I don’t know the whole story of how the formerly snobbish, blue-blooded, Northeastern liberal Republicans became the party of the people. Can anyone point me to some sources? It must have had partly to do with so many Southern and Midwestern Democrats switching over. It must have also had to do with the infusion of so many Christian organizers. And it partly just came out of necessity — after being out of power for so long, they just had to figure this out. (This could be starting to happen among Democrats now.)
Turk is also right when he says that Bush presented his voters with something they could really believe in, and that’s why they voted for him.
Bush won because he did exactly what Zack would like to see Democrats do. Bush gave people a reason to elect him. He told them what he wanted to do (almost none of which has been done, but ignore that for now). His campaign spent a lot of time talking to the Influentials in every group they could identify from Albany, NY to Zuzax, NM.
Turk says I’m insulting the American people by not accepting their election of Bush as a wise decision. Actually, what I said was that Bush’s election was not a resounding decisive choice by the American people — after all, only around a quarter of adults voted for him and Kerry was not far from winning.

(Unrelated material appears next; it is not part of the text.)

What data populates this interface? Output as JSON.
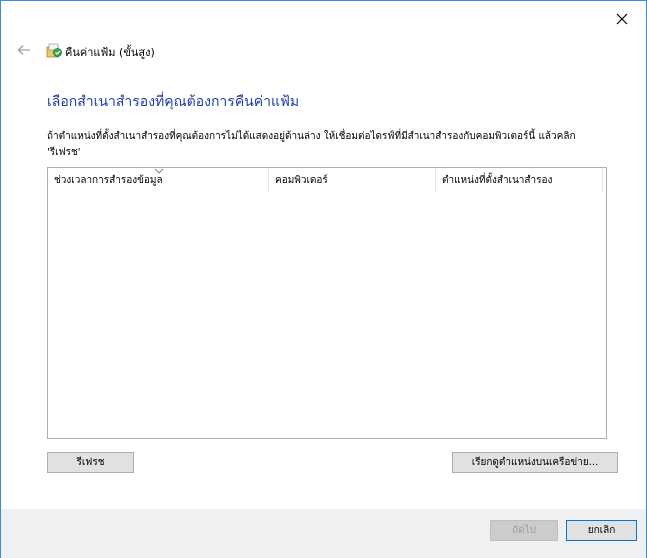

Think through the implications: Bush really stood for something (a few things, actually). However, he beat Kerry (whose campaign stood for what?) by only a very small margin. Why didn’t Bush trounce Kerry just like, say, Reagan trounced Mondale?
What did Bush give his voters to believe in? 1) He stood strong on a few issues that are very important to a subset of Christians; 2) He presented himself as a born again Christian, which was extremely important to an overlapping subset of Christians; 3) He stood for an aggressive “Let’s kick their ass” foreign policy that is appealing to a very large number of people; 4) He stood for cutting EVERYONE’S taxes — and don’t underestimate the very noticeable tax cuts that most of the middle class received; and 5) He stood (albeit in rhetoric only) for a brand of libertarian economics that has a very committed and significant following.

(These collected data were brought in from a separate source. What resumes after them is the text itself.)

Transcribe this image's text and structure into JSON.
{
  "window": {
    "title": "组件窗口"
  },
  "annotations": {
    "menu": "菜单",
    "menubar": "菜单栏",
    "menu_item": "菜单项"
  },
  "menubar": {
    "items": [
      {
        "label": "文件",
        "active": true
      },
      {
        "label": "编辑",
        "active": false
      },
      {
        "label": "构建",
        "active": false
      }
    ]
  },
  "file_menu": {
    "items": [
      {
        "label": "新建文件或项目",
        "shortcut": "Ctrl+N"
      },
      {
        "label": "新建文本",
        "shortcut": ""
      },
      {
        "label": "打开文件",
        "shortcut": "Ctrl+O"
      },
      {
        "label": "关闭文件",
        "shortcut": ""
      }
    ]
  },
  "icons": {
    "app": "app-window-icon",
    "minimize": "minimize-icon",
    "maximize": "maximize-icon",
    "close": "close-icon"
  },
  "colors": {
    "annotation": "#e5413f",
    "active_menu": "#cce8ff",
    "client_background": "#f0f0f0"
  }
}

I accept Turk’s argument that, will all those messages, Bush really did give his people something to believe in. And Bush at least came across as totally sincere and committed on all of those issues. Maybe Democrats will cry, “But he didn’t deliver on most of those messages!” And that’s true, but people will give their leaders the benefit of the doubt and support them as they fight to make change. They understand change doesn’t happen instantly.
But here is what is significant for progressives in all this: Bush did a perfect job appealing to people on all those messages, yet those messages only really mobilized a pretty small minority of the population, and a very slim majority of the 2004 electorate. Yes, voter turnout increased in 2004 among people coming out to vote for Bush, but it increased almost as much among people coming to vote against him.
Even though Bush stood clearly and firmly for all those things I listed, the Democrats still almost won despite standing weakly for vague nothings. Just the faint memory of the Democrats being a “party of the people” — a memory left over literally from the days of FDR — was almost enough to trump Bush’s minority messages.
The moral of the story? The Bush Republicans are doing great organizing — but they are doing it around a minority message. If progressives can find a way back to actually standing for progress (and become good organizers too) — then the whole picture changes, because that is a message that mobilizes the whole of the people. Then progressives stand a chance to win by massive landslides.